Full Length Research Paper
Abstract
Common variable immunodeficiency (CVID) comprises a heterogeneous group of primary antibody deficiencies with complex clinical and immunological phenotypes. A high risk for cancer has been described for some types of cancer among patients with CVID. Mutations in p53, a critical tumor suppressor gene, are one of the most common genetic alterations in human cancers, therefore contributes to the complex network of molecular events leading to tumor formation. This prompted us to investigate the incidence of p53 gene mutations in patients with CVID and evaluated the predictive risk for tumor development. We investigated the presence of p53 mutations in patients with CVID, tumor samples and in the surgical margins of 34 patients with head and neck cancer using single strand conformational polymorphism and sequencing analysis.
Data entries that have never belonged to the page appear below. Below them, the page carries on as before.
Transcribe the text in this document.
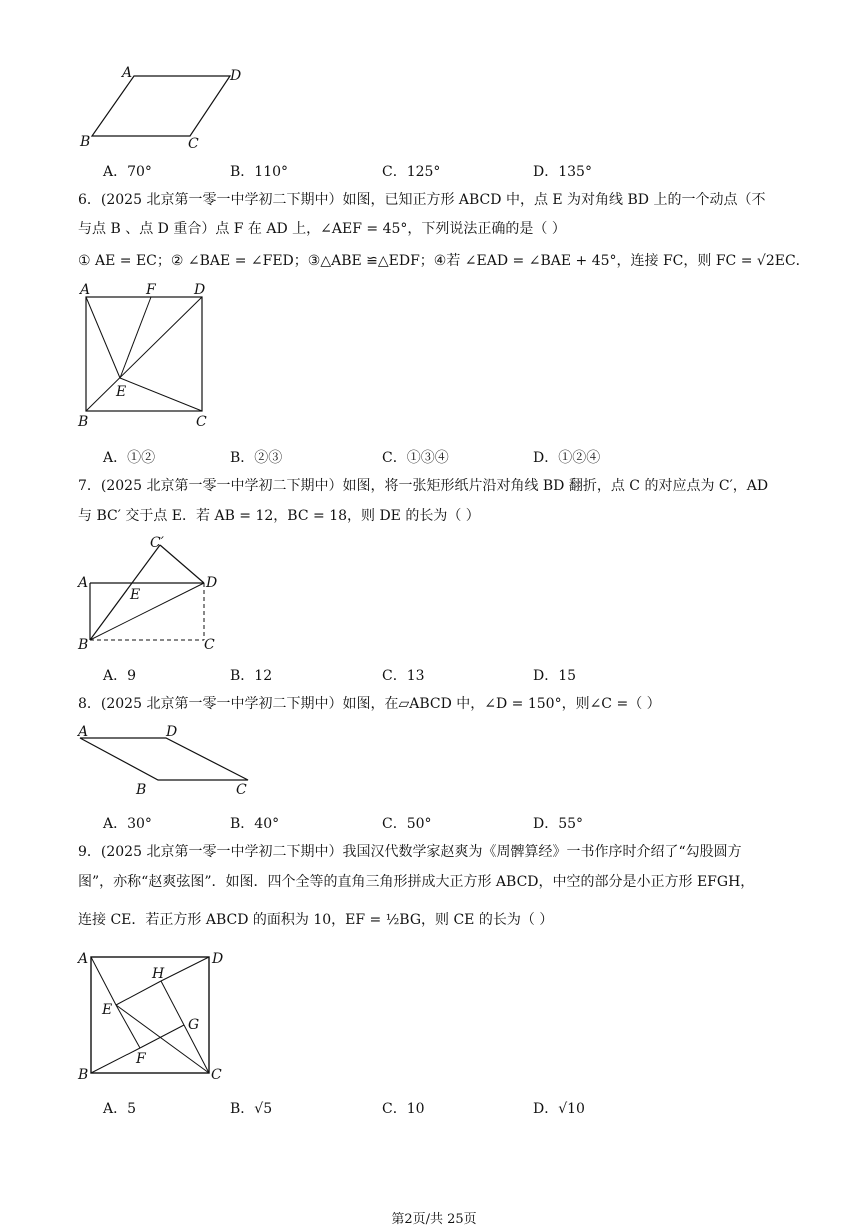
A	D
B	C
A．70°	B．110°	C．125°	D．135°
6．(2025 北京第一零一中学初二下期中）如图，已知正方形 ABCD 中，点 E 为对角线 BD 上的一个动点（不
与点 B 、点 D 重合）点 F 在 AD 上，∠AEF = 45°，下列说法正确的是（ ）
① AE = EC；② ∠BAE = ∠FED；③△ABE ≌△EDF；④若 ∠EAD = ∠BAE + 45°，连接 FC，则 FC = √2EC．
A	F	D
E
B	C
A．①②	B．②③	C．①③④	D．①②④
7．(2025 北京第一零一中学初二下期中）如图，将一张矩形纸片沿对角线 BD 翻折，点 C 的对应点为 C′，AD
与 BC′ 交于点 E．若 AB = 12，BC = 18，则 DE 的长为（ ）
C′
A	D
E
B	C
A．9	B．12	C．13	D．15
8．(2025 北京第一零一中学初二下期中）如图，在▱ABCD 中，∠D = 150°，则∠C =（ ）
A	D
B	C
A．30°	B．40°	C．50°	D．55°
9．(2025 北京第一零一中学初二下期中）我国汉代数学家赵爽为《周髀算经》一书作序时介绍了“勾股圆方
图”，亦称“赵爽弦图”．如图．四个全等的直角三角形拼成大正方形 ABCD，中空的部分是小正方形 EFGH，
连接 CE．若正方形 ABCD 的面积为 10，EF = ½BG，则 CE 的长为（ ）
A	D
H
E
G
F
B	C
A．5	B．√5	C．10	D．√10
第2页/共 25页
We investigated the presence of p53 mutations in genomic DNA samples of 20 patients with CVID and 10 healthy controls using polymerase chain reaction and heteroduplex analysis. None of the patients were found to have p53 gene mutations. Only one patient developed non-Hodgkin lymphoma (NHL) during nine years follow-up. P53 mutations was not also detected in tumor biopsy sample. We found no statistically significant association between the presences of p53 mutations in patients with CVID.
Key words: Common variable immunodeficiency, p53 gene, tumor development, apoptosis.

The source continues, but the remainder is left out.